On her deathbed at South Tyneside hospital, Gianfranco’s grandmother solidified this love and belief in the North East once more with a request that he write the book of her meticulously catalogued story of the Monkton coke works.
“I think she had faith in me that I didn’t even have in myself; that’s why she asked me to write a book, and I said yes, of course, I’ll do it. And then I put it off for so long because I didn’t have the foggiest idea how to approach structuring a book!
“At university, as part of my course which was predominantly Literature, there was also a film course – French and Italian cinema – and I really gravitated towards this, starting to read screenplays of successful movies. That’s how I structured the book because I think there’s something cinematic about the story itself.”
Using an Aristotelian arc and a broader historical context, he explains, “felt like a good way to find the ground zero of the story.”
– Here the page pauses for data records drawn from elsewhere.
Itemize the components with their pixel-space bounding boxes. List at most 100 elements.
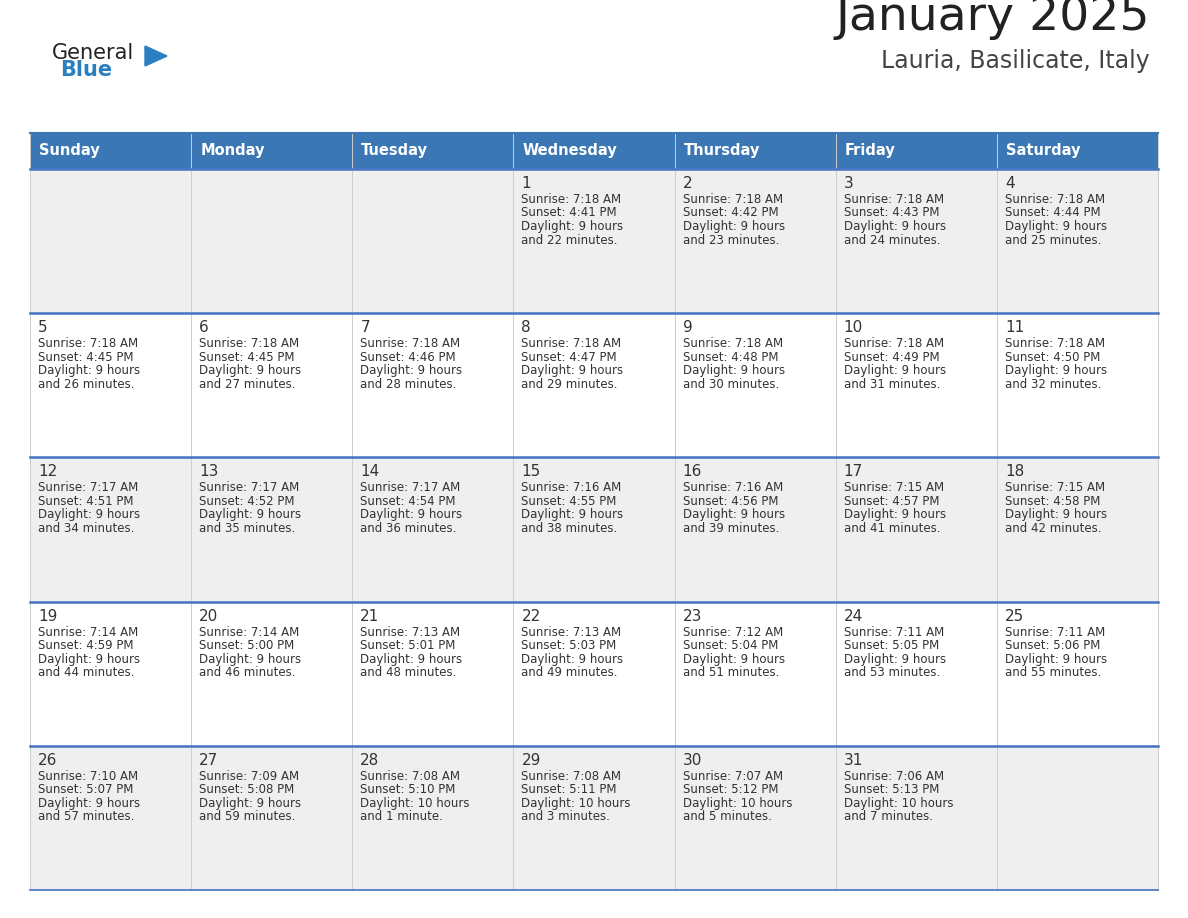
Text: and 39 minutes.: and 39 minutes. — [683, 522, 779, 535]
Text: and 53 minutes.: and 53 minutes. — [843, 666, 940, 679]
Bar — [675, 133, 835, 169]
Text: Daylight: 9 hours: Daylight: 9 hours — [843, 653, 946, 666]
Text: 10: 10 — [843, 320, 862, 335]
Text: Daylight: 10 hours: Daylight: 10 hours — [522, 797, 631, 810]
Text: Monday: Monday — [200, 143, 265, 159]
Text: 26: 26 — [38, 753, 57, 767]
Text: Sunset: 4:55 PM: Sunset: 4:55 PM — [522, 495, 617, 508]
Text: Sunrise: 7:18 AM: Sunrise: 7:18 AM — [843, 337, 943, 350]
Text: and 30 minutes.: and 30 minutes. — [683, 377, 779, 391]
Text: and 1 minute.: and 1 minute. — [360, 811, 443, 823]
Text: and 35 minutes.: and 35 minutes. — [200, 522, 296, 535]
Text: Sunset: 5:03 PM: Sunset: 5:03 PM — [522, 639, 617, 652]
Text: Daylight: 10 hours: Daylight: 10 hours — [683, 797, 792, 810]
Text: Sunset: 4:52 PM: Sunset: 4:52 PM — [200, 495, 295, 508]
Text: 14: 14 — [360, 465, 379, 479]
Text: Sunrise: 7:18 AM: Sunrise: 7:18 AM — [1005, 337, 1105, 350]
Text: Sunset: 4:56 PM: Sunset: 4:56 PM — [683, 495, 778, 508]
Text: 16: 16 — [683, 465, 702, 479]
Text: Sunrise: 7:18 AM: Sunrise: 7:18 AM — [38, 337, 138, 350]
Text: 15: 15 — [522, 465, 541, 479]
Text: Daylight: 9 hours: Daylight: 9 hours — [1005, 653, 1107, 666]
Text: Daylight: 9 hours: Daylight: 9 hours — [360, 364, 462, 377]
Text: Lauria, Basilicate, Italy: Lauria, Basilicate, Italy — [881, 49, 1150, 73]
Text: Daylight: 9 hours: Daylight: 9 hours — [522, 220, 624, 233]
Text: and 28 minutes.: and 28 minutes. — [360, 377, 456, 391]
Text: Sunset: 4:41 PM: Sunset: 4:41 PM — [522, 207, 617, 219]
Text: Daylight: 9 hours: Daylight: 9 hours — [200, 364, 302, 377]
Text: Daylight: 9 hours: Daylight: 9 hours — [200, 797, 302, 810]
Text: and 25 minutes.: and 25 minutes. — [1005, 233, 1101, 247]
Text: Daylight: 9 hours: Daylight: 9 hours — [38, 509, 140, 521]
Text: Daylight: 9 hours: Daylight: 9 hours — [522, 653, 624, 666]
Text: 29: 29 — [522, 753, 541, 767]
Text: Daylight: 9 hours: Daylight: 9 hours — [522, 509, 624, 521]
Text: Sunrise: 7:18 AM: Sunrise: 7:18 AM — [360, 337, 461, 350]
Text: Sunset: 5:10 PM: Sunset: 5:10 PM — [360, 783, 456, 796]
Text: Sunset: 4:51 PM: Sunset: 4:51 PM — [38, 495, 133, 508]
Text: Sunday: Sunday — [39, 143, 100, 159]
Text: Sunrise: 7:10 AM: Sunrise: 7:10 AM — [38, 770, 138, 783]
Text: Sunset: 5:00 PM: Sunset: 5:00 PM — [200, 639, 295, 652]
Text: and 32 minutes.: and 32 minutes. — [1005, 377, 1101, 391]
Text: Sunrise: 7:15 AM: Sunrise: 7:15 AM — [1005, 481, 1105, 495]
Text: and 34 minutes.: and 34 minutes. — [38, 522, 134, 535]
Text: Saturday: Saturday — [1006, 143, 1080, 159]
Text: Sunset: 4:46 PM: Sunset: 4:46 PM — [360, 351, 456, 364]
Bar — [997, 133, 1158, 169]
Text: Sunset: 4:44 PM: Sunset: 4:44 PM — [1005, 207, 1100, 219]
Text: Sunrise: 7:09 AM: Sunrise: 7:09 AM — [200, 770, 299, 783]
Text: and 49 minutes.: and 49 minutes. — [522, 666, 618, 679]
Text: Sunset: 4:45 PM: Sunset: 4:45 PM — [38, 351, 133, 364]
Text: 23: 23 — [683, 609, 702, 623]
Text: Sunset: 5:06 PM: Sunset: 5:06 PM — [1005, 639, 1100, 652]
Text: Sunrise: 7:18 AM: Sunrise: 7:18 AM — [200, 337, 299, 350]
Text: and 26 minutes.: and 26 minutes. — [38, 377, 134, 391]
Text: Sunrise: 7:16 AM: Sunrise: 7:16 AM — [522, 481, 621, 495]
Bar — [191, 133, 353, 169]
Text: Blue: Blue — [61, 60, 112, 80]
Bar — [30, 133, 191, 169]
Bar — [30, 169, 1158, 313]
Text: Thursday: Thursday — [683, 143, 760, 159]
Text: 22: 22 — [522, 609, 541, 623]
Bar — [30, 601, 1158, 745]
Text: Sunrise: 7:18 AM: Sunrise: 7:18 AM — [843, 193, 943, 206]
Text: Sunset: 4:42 PM: Sunset: 4:42 PM — [683, 207, 778, 219]
Text: 2: 2 — [683, 176, 693, 191]
Text: Friday: Friday — [845, 143, 896, 159]
Text: Sunrise: 7:13 AM: Sunrise: 7:13 AM — [522, 625, 621, 639]
Text: January 2025: January 2025 — [835, 0, 1150, 40]
Text: Sunset: 4:48 PM: Sunset: 4:48 PM — [683, 351, 778, 364]
Text: Tuesday: Tuesday — [361, 143, 429, 159]
Text: Sunset: 4:47 PM: Sunset: 4:47 PM — [522, 351, 617, 364]
Text: Daylight: 9 hours: Daylight: 9 hours — [1005, 364, 1107, 377]
Text: and 7 minutes.: and 7 minutes. — [843, 811, 933, 823]
Text: Sunrise: 7:15 AM: Sunrise: 7:15 AM — [843, 481, 943, 495]
Text: Daylight: 9 hours: Daylight: 9 hours — [360, 653, 462, 666]
Text: and 57 minutes.: and 57 minutes. — [38, 811, 134, 823]
Text: Sunset: 4:59 PM: Sunset: 4:59 PM — [38, 639, 133, 652]
Text: Sunrise: 7:17 AM: Sunrise: 7:17 AM — [38, 481, 138, 495]
Text: Daylight: 9 hours: Daylight: 9 hours — [38, 797, 140, 810]
Text: Daylight: 9 hours: Daylight: 9 hours — [843, 509, 946, 521]
Text: Sunrise: 7:08 AM: Sunrise: 7:08 AM — [522, 770, 621, 783]
Text: 3: 3 — [843, 176, 853, 191]
Text: 1: 1 — [522, 176, 531, 191]
Text: Sunset: 5:12 PM: Sunset: 5:12 PM — [683, 783, 778, 796]
Text: and 44 minutes.: and 44 minutes. — [38, 666, 134, 679]
Text: Daylight: 9 hours: Daylight: 9 hours — [683, 509, 785, 521]
Text: Sunrise: 7:08 AM: Sunrise: 7:08 AM — [360, 770, 460, 783]
Text: and 51 minutes.: and 51 minutes. — [683, 666, 779, 679]
Text: 7: 7 — [360, 320, 369, 335]
Text: Sunrise: 7:18 AM: Sunrise: 7:18 AM — [683, 337, 783, 350]
Text: Sunset: 4:43 PM: Sunset: 4:43 PM — [843, 207, 940, 219]
Text: Sunset: 5:05 PM: Sunset: 5:05 PM — [843, 639, 939, 652]
Text: Sunset: 5:11 PM: Sunset: 5:11 PM — [522, 783, 617, 796]
Text: Sunrise: 7:14 AM: Sunrise: 7:14 AM — [200, 625, 299, 639]
Text: Sunset: 4:57 PM: Sunset: 4:57 PM — [843, 495, 940, 508]
Bar — [353, 133, 513, 169]
Text: 17: 17 — [843, 465, 862, 479]
Text: Daylight: 9 hours: Daylight: 9 hours — [683, 364, 785, 377]
Text: and 55 minutes.: and 55 minutes. — [1005, 666, 1101, 679]
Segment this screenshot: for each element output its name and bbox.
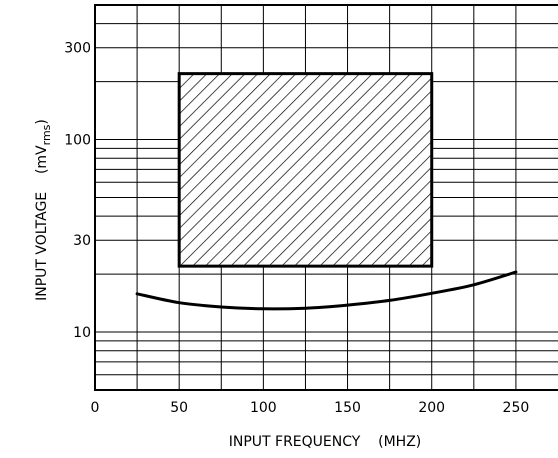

He adds: “What was great about the RGS was that I wasn’t intimidated about trying to enter a world I had little knowledge about, because you’re cultivated and encouraged to approach any challenge and not be afraid of learning.
“My grandma was very, very clever because she left behind boxes and binders of all the legal court documentation, everything chronologically ordered – all the newspaper clippings, hours of VHS footage, cassettes recordings, photographs of the whole thing. It was a jewel of an archive and it’d been sitting there gathering dust. And so, one New Year’s Eve I resolved: right, this is it, I’m going to do this now!
“It all started with that research, then actually connecting with people: I connected with the barrister, and I connected with the lady who was an expert in public enquiries who found that barrister – she’d read about the case in Exeter – and then I connected with Sir Jonathan Porritt. There have been so many brilliant coincidences that I’ve often felt my grandma was looking over me.”